LINCOLN, Neb. (Nebraska Examiner) — Bill Ganzel survived the 1960s.
He researched how long it would take Russian missiles to rain down on his family’s home in Waverly, grieved the assassination of President John F. Kennedy and joined demonstrations against the Vietnam War at the University of Nebraska-Lincoln.
Now, the 74-year-old photographer and former executive producer with Nebraska Public Television is seeking to wrap up a nearly two-decade-long project to document how other “survivors” of the ’60s fared.
“So much happened in the ’60s,” Ganzel said. “There was so much uproar and upheaval and frankly, violence.”
His project is called “Sixties Survivors,” and so far, Ganzel has tracked down and interviewed more than 50 people across the country, from Seattle to Selma.
Look magazine photos
He identified his subjects after scanning years of editions of L00k magazine, a biweekly publication that emphasized photography in documenting American life from 1937 to 1971.
The list includes the first Medal of Honor recipient from the Vietnam War, an anti-war protester who presented a flower to bayonet-wielding soldiers, civil rights leader Jesse Jackson and Native American activist John Trudell.

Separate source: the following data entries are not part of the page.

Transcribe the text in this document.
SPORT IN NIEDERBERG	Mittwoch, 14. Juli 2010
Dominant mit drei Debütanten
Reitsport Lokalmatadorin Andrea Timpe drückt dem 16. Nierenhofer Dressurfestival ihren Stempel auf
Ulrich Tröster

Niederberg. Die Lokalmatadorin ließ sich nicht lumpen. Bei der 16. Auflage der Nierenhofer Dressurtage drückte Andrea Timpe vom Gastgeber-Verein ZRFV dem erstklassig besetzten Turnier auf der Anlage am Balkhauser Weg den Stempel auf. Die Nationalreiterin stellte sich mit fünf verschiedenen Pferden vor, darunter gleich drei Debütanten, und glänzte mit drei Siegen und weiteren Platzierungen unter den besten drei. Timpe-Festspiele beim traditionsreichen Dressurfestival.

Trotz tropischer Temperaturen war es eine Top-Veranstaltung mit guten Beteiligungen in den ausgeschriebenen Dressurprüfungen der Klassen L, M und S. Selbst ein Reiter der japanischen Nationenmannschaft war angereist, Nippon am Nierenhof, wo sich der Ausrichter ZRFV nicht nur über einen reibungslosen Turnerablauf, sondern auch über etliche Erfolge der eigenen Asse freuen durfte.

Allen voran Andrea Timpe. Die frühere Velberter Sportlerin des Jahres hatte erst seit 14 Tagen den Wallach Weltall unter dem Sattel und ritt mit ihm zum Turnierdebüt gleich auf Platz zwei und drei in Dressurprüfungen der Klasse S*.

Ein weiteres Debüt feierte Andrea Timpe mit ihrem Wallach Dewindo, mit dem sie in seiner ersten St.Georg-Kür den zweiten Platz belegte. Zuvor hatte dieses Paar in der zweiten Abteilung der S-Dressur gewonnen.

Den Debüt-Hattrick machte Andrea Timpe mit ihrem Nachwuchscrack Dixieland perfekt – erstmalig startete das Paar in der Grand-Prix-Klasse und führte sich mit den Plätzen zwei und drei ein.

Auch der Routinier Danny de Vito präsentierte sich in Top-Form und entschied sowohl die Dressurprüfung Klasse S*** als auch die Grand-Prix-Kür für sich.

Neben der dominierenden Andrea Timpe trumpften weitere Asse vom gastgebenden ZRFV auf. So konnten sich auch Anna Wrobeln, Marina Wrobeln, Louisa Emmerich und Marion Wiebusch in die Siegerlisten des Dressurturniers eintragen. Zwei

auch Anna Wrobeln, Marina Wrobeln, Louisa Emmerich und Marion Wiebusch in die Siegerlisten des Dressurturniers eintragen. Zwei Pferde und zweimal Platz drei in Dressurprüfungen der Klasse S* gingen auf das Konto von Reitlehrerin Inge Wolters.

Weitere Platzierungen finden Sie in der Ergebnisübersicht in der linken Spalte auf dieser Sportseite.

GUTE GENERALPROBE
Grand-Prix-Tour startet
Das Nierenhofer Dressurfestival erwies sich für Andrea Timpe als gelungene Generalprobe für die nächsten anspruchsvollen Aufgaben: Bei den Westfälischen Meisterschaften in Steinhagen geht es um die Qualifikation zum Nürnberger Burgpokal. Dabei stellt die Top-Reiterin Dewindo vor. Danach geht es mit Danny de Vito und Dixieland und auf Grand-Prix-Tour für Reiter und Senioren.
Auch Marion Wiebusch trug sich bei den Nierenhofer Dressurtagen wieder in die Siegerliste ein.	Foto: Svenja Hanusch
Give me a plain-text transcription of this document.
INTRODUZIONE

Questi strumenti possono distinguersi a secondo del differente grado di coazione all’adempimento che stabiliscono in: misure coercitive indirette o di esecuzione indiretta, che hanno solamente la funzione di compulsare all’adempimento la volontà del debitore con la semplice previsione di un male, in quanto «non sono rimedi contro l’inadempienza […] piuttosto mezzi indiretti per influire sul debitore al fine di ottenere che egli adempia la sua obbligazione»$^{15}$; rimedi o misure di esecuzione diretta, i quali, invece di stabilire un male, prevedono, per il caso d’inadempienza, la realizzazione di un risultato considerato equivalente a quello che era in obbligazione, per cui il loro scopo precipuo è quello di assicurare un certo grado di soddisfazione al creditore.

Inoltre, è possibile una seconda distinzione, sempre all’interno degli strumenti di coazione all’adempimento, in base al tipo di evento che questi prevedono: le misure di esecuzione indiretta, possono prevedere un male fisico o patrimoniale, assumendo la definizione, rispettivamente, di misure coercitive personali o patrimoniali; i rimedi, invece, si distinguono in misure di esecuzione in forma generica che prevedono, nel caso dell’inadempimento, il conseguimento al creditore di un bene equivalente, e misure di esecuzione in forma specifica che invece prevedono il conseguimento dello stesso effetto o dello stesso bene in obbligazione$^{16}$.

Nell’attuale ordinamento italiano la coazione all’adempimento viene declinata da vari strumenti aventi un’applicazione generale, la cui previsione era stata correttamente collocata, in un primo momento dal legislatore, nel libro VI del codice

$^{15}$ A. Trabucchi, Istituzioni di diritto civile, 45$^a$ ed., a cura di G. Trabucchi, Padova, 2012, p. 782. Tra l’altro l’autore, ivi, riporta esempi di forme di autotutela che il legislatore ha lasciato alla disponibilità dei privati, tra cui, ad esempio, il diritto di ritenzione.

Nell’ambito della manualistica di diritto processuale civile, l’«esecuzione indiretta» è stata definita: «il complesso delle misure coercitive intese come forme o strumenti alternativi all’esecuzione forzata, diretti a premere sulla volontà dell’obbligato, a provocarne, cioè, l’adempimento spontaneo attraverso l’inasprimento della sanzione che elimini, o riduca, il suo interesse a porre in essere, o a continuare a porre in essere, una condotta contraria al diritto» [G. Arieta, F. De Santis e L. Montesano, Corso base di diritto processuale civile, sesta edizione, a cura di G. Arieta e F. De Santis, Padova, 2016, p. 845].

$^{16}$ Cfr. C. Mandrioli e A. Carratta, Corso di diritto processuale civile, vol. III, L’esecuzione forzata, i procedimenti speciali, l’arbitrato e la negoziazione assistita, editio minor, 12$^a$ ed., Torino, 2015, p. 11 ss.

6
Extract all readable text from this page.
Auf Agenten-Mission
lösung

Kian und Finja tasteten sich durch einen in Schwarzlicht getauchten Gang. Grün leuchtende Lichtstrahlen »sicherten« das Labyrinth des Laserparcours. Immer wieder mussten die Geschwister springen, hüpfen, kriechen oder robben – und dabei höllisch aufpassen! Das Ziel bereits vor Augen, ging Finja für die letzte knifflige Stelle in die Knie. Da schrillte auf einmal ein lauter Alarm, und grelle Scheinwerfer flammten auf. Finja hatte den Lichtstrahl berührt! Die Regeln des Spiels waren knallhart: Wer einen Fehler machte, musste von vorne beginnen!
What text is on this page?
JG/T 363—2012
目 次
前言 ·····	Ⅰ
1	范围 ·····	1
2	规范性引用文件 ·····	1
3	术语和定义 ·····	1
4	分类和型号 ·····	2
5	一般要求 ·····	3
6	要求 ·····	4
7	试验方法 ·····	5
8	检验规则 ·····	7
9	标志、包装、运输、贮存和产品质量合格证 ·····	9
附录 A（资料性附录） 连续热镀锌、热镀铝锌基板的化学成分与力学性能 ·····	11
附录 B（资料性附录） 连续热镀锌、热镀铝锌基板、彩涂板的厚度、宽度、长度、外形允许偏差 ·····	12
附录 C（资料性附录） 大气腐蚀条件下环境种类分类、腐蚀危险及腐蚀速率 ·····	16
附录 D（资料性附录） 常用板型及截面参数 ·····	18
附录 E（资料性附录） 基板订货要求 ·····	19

Before they died, Ganzel interviewed and photographed former Deputy U.S. Attorney General William Ruckelshaus, who was fired by President Richard Nixon amid the Watergate scandal, at his office in Seattle. And he sat down with JFK’s speechwriter, Ted Sorensen, who wrote the phrase “Ask not what your country can do for you, but what you can do for your country.”
He has interviewed the famous, like actress Ali McGraw and comedian/activist Dick Gregory, and regular people who became part of history because of the images in the magazine.
Now he’s seeking to add up to 10 more survivors — including a daughter of Robert F. Kennedy — who he has reached on the East Coast during a trip next month.
‘Re-photograph’ project
The journey will allow him to attend the opening of an exhibit at the National Gallery of Art that features one of his images from a previous “rephotography” project, “Dust Bowl Descent,” which focused on subjects of Dorothea Lange’s famous photo collection.
But it will also allow him to reach the final subjects for his “Sixties Survivors” project.
“I have to get to them before they die,” Ganzel said.
Why the ’60s?
He said it was a pivotal decade that has molded American society for decades, just like the Depression era of the 1930s and the war-torn years of the 1940s.
‘Culture wars started 50 years ago’
“The culture wars we’re dealing with today started 50 years ago,” Ganzel said.
President Kennedy was assassinated during the decade, as was his brother, Bobby, and Martin Luther King. Television news provided a front-row seat in front of the Vietnam War. And there were fiery riots on the streets over civil rights and the draft.
Ganzel said it’s no wonder so many young people of his generation decided to “drop out” in a counter-culture revolution of drugs and free spirits.
“They saw it as a brutal society,” he said.
Ganzel, who owns the entire collection of Look magazines, said he scoured the pages of the large-format publication for photos and stories that interested him, then began the sometimes years-long process of trying to reconnect with the subjects of those stories.
A tough one was the civil rights protester who carried the American flag in the famous “Bloody Sunday” march in Alabama from Montgomery to Selma in 1965.
The flag bearer, Lewis Marshall, then 15, was not identified in a photo in Look. But Ganzel said that while he was in Alabama interviewing another subject for his project, he asked about the flag bearer and was given a lead.
Flag bearer discovered sculpture
He said that after he was able to discern that Marshall lived in Montgomery, it took two years of phone calls before Marshall answered a call. Eventually, Ganzel said he had to knock on Marshall’s front door before he got an interview and a photograph.
The story got even better — Ganzel was able to take Marshall to a National Park Service museum near Montgomery where, unbeknownst to Marshall, a sculptor had used his image as inspiration for a bronze statue of a flag bearer.
“This is fantastic … to know it’s me,” a nearly speechless Marshall says when he first views the sculpture in a video shot by Ganzel.
The goal of “Sixties Survivors,” Ganzel said, is to update the history of people who lived through the tumultuous decade.
He said he considered Look the best magazine of its day, and when the publication closed, 3.5 million images were donated to the Library of Congress, creating a rich source of background for his project.
His work is part of the “rephotography” movement, a way to produce “then and now” images of famous places and people.
The “Sixties” project, Ganzel said, seemed like a logical extension of his Dust Bowl project. He said he’s been fortunate to get several grants and donations to finance his latest project, which has required trips across the country, but is soliciting additional donations via GoFundMe.com for this trip east next month.
The photographs, he hopes, will be put into a book. The video interviews he’s done may become a documentary — possibly with his old employer, public television — or a podcast.
All of his work will be donated to the Library of Congress, to add to the texture of its collections about the ’60s.
“I feel a mission to tell all of these people’s stories,” Ganzel said. “They gave me their time, they opened up their lives — about what went on and what’s been going on since.”